I live in a house that is bathed in light.

That is what I would say, if anyone were to ask where I was from. That was the way I had conceived it and that is exactly how it should have been.

But in reality, it is always dark in here. Despite all my efforts, despite all the renovations that were meant to make it so light and lovely, inside the house it is never more than a sort of twilight.  

In Lockum, the place where we live, most people have detached houses. A lot of them are large, with two cars on the drive and lawns watered by automatic sprinkler systems. They make rainbows in the sunlight.

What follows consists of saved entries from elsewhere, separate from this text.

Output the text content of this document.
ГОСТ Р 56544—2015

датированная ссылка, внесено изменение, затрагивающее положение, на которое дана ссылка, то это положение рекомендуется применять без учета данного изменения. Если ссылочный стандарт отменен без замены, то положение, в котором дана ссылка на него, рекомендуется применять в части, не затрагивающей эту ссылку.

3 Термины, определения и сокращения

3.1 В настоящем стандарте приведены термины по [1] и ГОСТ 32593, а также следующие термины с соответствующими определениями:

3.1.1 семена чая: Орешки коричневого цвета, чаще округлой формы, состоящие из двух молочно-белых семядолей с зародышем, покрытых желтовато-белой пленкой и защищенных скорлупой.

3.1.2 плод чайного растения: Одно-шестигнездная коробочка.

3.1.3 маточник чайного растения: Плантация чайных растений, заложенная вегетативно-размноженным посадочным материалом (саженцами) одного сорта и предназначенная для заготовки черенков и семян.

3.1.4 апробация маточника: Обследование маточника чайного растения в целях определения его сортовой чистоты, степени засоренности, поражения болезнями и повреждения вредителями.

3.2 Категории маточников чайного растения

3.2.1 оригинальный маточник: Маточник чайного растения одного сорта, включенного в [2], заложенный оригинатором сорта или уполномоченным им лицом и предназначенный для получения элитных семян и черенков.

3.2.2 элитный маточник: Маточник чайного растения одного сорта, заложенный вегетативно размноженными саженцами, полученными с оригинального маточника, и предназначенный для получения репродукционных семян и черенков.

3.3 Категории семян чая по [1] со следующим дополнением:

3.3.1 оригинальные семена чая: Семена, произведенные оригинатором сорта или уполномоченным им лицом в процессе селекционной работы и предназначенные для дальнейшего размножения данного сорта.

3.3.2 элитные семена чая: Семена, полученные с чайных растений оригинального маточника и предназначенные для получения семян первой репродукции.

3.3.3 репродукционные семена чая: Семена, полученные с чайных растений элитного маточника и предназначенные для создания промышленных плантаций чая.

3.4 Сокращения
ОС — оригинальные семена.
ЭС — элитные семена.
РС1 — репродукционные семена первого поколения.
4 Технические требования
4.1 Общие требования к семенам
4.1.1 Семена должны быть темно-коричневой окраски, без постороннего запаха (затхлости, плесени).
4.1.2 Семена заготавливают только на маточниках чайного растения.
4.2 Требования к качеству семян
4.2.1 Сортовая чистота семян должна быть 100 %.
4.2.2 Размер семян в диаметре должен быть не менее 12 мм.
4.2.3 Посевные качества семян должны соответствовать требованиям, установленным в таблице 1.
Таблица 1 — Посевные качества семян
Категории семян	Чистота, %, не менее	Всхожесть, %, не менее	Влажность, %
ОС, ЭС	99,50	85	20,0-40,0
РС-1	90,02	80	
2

Every house has an open porch at the front and a garden at the back. There is no fencing to divide the plots; instead, we have lilac bushes or trellises with climbing roses. There are low white wooden fences running along the street side. Beyond the gardens, the forest takes over.

In the town centre there is a gift shop, a school and a scruffy health centre. On the edge of town there is a hill with a view over a disused pit. People here have quarried limestone since the fourteenth century, and the rock of the open-cast mine has a white sparkle to it.

All around, the countryside stretches away in a chequered pattern of fields until the settlement grows denser again and the suburbs of the capital city crowd in. The railway line reached here a hundred years ago and made a huge impact; even today it still acts as a marker in time, and people talk about which families settled here before the trains came.

The railway line forms a boundary between south and north. On the north side there are more tower blocks and the streets are narrower. Children are warned not to go too close to the tracks. There have been accidents.

We have lived here for a couple of years now. Every time I come through the door I am struck by the stuffy atmosphere, impossible to air out.

Perhaps it is something to do with the building itself. Something in the walls, behind the wallpaper.

Out in the garden, the air is fresh and there are ferns, wood anemones and nettles growing. It is not one of those old gardens with knotted apple trees and currant bushes, but there is a rock to climb on and it is covered in moss. Outside there is a fairly large area of grass, shared by the cluster of about ten houses.

These houses constitute a housing association. Housing associations for detached properties are unusual, but that is how it has been from the word go.  All the houses are collectively owned; anyone who moves in here buys shares in the housing association and this gives them access to one of the properties. The housing association is on a street and the street is called Sky Goat Way.

The houses look like fourteen sugar lumps set out in rows around a juicy green rectangle. But in the middle of the big grassy area there is a gaping brown hollow of nutrient-poor soil. It looks like a wound in the earth.

I often find myself standing at the living-room window, my hand caressing the pale grey wood of the windowsill. I haven’t really got the time for it. This seven-year-old grows out of her clothes faster than I can buy new ones and fold away her old ones. Little tops and balls of tights that are a perpetual reminder of her direction of travel, away from me.

Yet I go on stealing those minutes at the window. If any of the neighbours catch sight of me and raise a hand in greeting, I pretend to be fully occupied with some task like picking the dead leaves off the pot plants or scrutinising an imaginary mark on the curtain.

Our house was built in 1980, the year I was born, and designed to match that period’s yearning for security and a sense of community. Each house is close to the house next door, they are all made of the same white sandstone brick, and because the gardens are owned by the housing association, you are not allowed to do whatever you like with them.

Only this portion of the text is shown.